# Need help from the middleweight maniacs



## Strings-n-Spokes (Jun 15, 2009)

does anybody have a good cable for a sturmey archer 3 speed??????
I know I can get a new one size fits all, but its for my Jaguar and I would prefer a nice old one or something NOS


----------



## Gordon (Jun 17, 2009)

*cable*

Grey or white? Do you know the length of the encased part and the total length of the cable? I have a number of different ones.


----------



## Strings-n-Spokes (Jun 18, 2009)

Hi Gordon

Grey if at all possible.  I think the total length is around 42" I am not sure about the housing.  First thing in the morning I'll measure it.

Look west about 10:00 AM I'll send smoke signals


----------



## Gordon (Jun 23, 2009)

*cable*

I've been staring west for 3 days now but having seen any signal.
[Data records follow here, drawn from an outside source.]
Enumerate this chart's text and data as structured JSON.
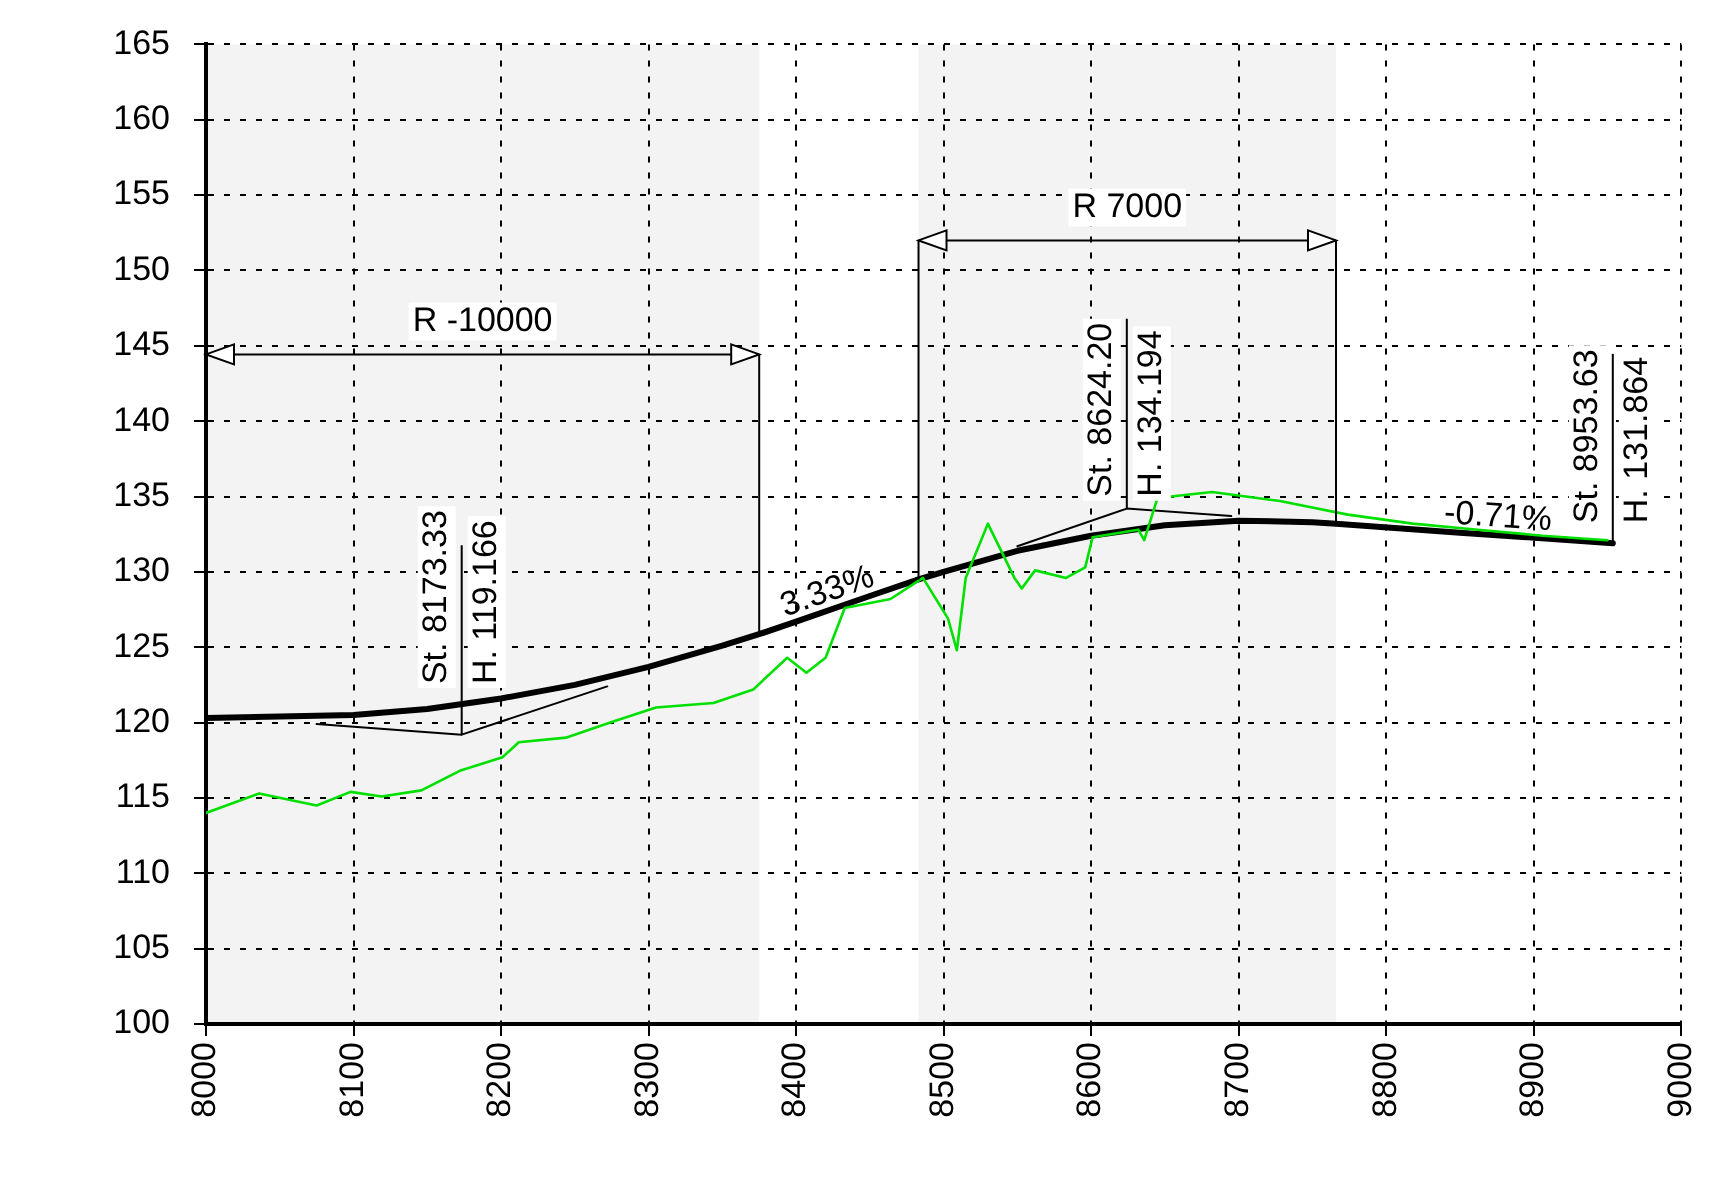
{
  "chart_data": {
    "type": "line",
    "series": [
      {
        "color": "#00e000",
        "x": [
          8000,
          8036,
          8075,
          8098,
          8119,
          8146,
          8172,
          8201,
          8212,
          8244,
          8274,
          8305,
          8344,
          8371,
          8394,
          8407,
          8420,
          8433,
          8464,
          8486,
          8503,
          8509,
          8515,
          8530,
          8548,
          8553,
          8562,
          8583,
          8596,
          8601,
          8632,
          8636,
          8645,
          8682,
          8728,
          8774,
          8818,
          8862,
          8906,
          8950
        ],
        "values": [
          114.0,
          115.3,
          114.5,
          115.4,
          115.1,
          115.5,
          116.8,
          117.7,
          118.7,
          119.0,
          120.0,
          121.0,
          121.3,
          122.2,
          124.3,
          123.3,
          124.3,
          127.6,
          128.2,
          129.6,
          126.9,
          124.8,
          129.6,
          133.2,
          129.6,
          128.9,
          130.1,
          129.6,
          130.3,
          132.3,
          132.8,
          132.1,
          134.9,
          135.3,
          134.7,
          133.8,
          133.2,
          132.8,
          132.4,
          132.1
        ]
      },
      {
        "color": "#000000",
        "x": [
          8000,
          8050,
          8100,
          8150,
          8200,
          8250,
          8300,
          8350,
          8376,
          8400,
          8450,
          8483,
          8500,
          8550,
          8600,
          8650,
          8700,
          8750,
          8766,
          8850,
          8953.63
        ],
        "values": [
          120.3,
          120.4,
          120.5,
          120.9,
          121.6,
          122.5,
          123.7,
          125.1,
          125.9,
          126.7,
          128.4,
          129.5,
          130.0,
          131.4,
          132.4,
          133.1,
          133.4,
          133.3,
          133.2,
          132.6,
          131.9
        ]
      },
      {
        "color": "#000000",
        "x": [
          8075,
          8173.33,
          8272
        ],
        "values": [
          119.9,
          119.2,
          122.4
        ]
      },
      {
        "color": "#000000",
        "x": [
          8550,
          8624.2,
          8695
        ],
        "values": [
          131.7,
          134.2,
          133.7
        ]
      }
    ],
    "xlim": [
      8000,
      9000
    ],
    "xticks": [
      8000,
      8100,
      8200,
      8300,
      8400,
      8500,
      8600,
      8700,
      8800,
      8900,
      9000
    ],
    "ylim": [
      100,
      165
    ],
    "yticks": [
      100,
      105,
      110,
      115,
      120,
      125,
      130,
      135,
      140,
      145,
      150,
      155,
      160,
      165
    ],
    "grid": true,
    "legend": false,
    "marker": "none",
    "line_style": "solid",
    "bands": [
      {
        "axis": "x",
        "from": 8000,
        "to": 8375,
        "label": "R -10000",
        "color": "#f3f3f3"
      },
      {
        "axis": "x",
        "from": 8483,
        "to": 8766,
        "label": "R 7000",
        "color": "#f3f3f3"
      }
    ],
    "annotations": [
      {
        "text": "St. 8173.33",
        "x": 8173.33,
        "y": 119.166
      },
      {
        "text": "H. 119.166",
        "x": 8173.33,
        "y": 119.166
      },
      {
        "text": "3.33%",
        "x": 8425,
        "y": 127.6
      },
      {
        "text": "St. 8624.20",
        "x": 8624.2,
        "y": 134.194
      },
      {
        "text": "H. 134.194",
        "x": 8624.2,
        "y": 134.194
      },
      {
        "text": "-0.71%",
        "x": 8875,
        "y": 132.5
      },
      {
        "text": "St. 8953.63",
        "x": 8953.63,
        "y": 131.864
      },
      {
        "text": "H. 131.864",
        "x": 8953.63,
        "y": 131.864
      }
    ]
  }
}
Did you find time to measure the cable?


----------



## Strings-n-Spokes (Jun 23, 2009)

*Measured*

It was raining so much I couldn't keep the fire going.

I got it measured this morning, the truth is my son keeps hiding my tape measures.  I have several so it really gets to me when I can't find a single one.

the housing is 17 1/2 "
the cable - 52 1/2 "

this is the length without the crimper ends on it.

Didn't mean to make you wait.  I appreciate you looking for me a whole lot, Gordon!


----------



## Gordon (Jun 23, 2009)

*cable*

Don't apologize, I was just trying to be funny. The one I have is grey and it seems to measure 1/2 inch longer than the one you need. The casing is about 18 inches and it is about 53 inches overall. I would think you could make it work by adjusting the stop and pulley. Let me know if you are interested in it.


----------



## Strings-n-Spokes (Jun 23, 2009)

sending you an email neighbor


----------



## how (Jun 23, 2009)

*you can adjust the pulley some and*

you can adjust the cable holder bracket some,,to make one that doesnt quite fit,,usually work.


----------



## Strings-n-Spokes (Jun 26, 2009)

*Thanks!!!!!*

Gordon

You are  a lifesaver

If works like a charm!!!!!

Back on the road


----------



## Gordon (Jun 26, 2009)

*SA cable*

Great - glad it worked. I'm waiting for you to come over with a big trailer and buy a truck load of stuff.


----------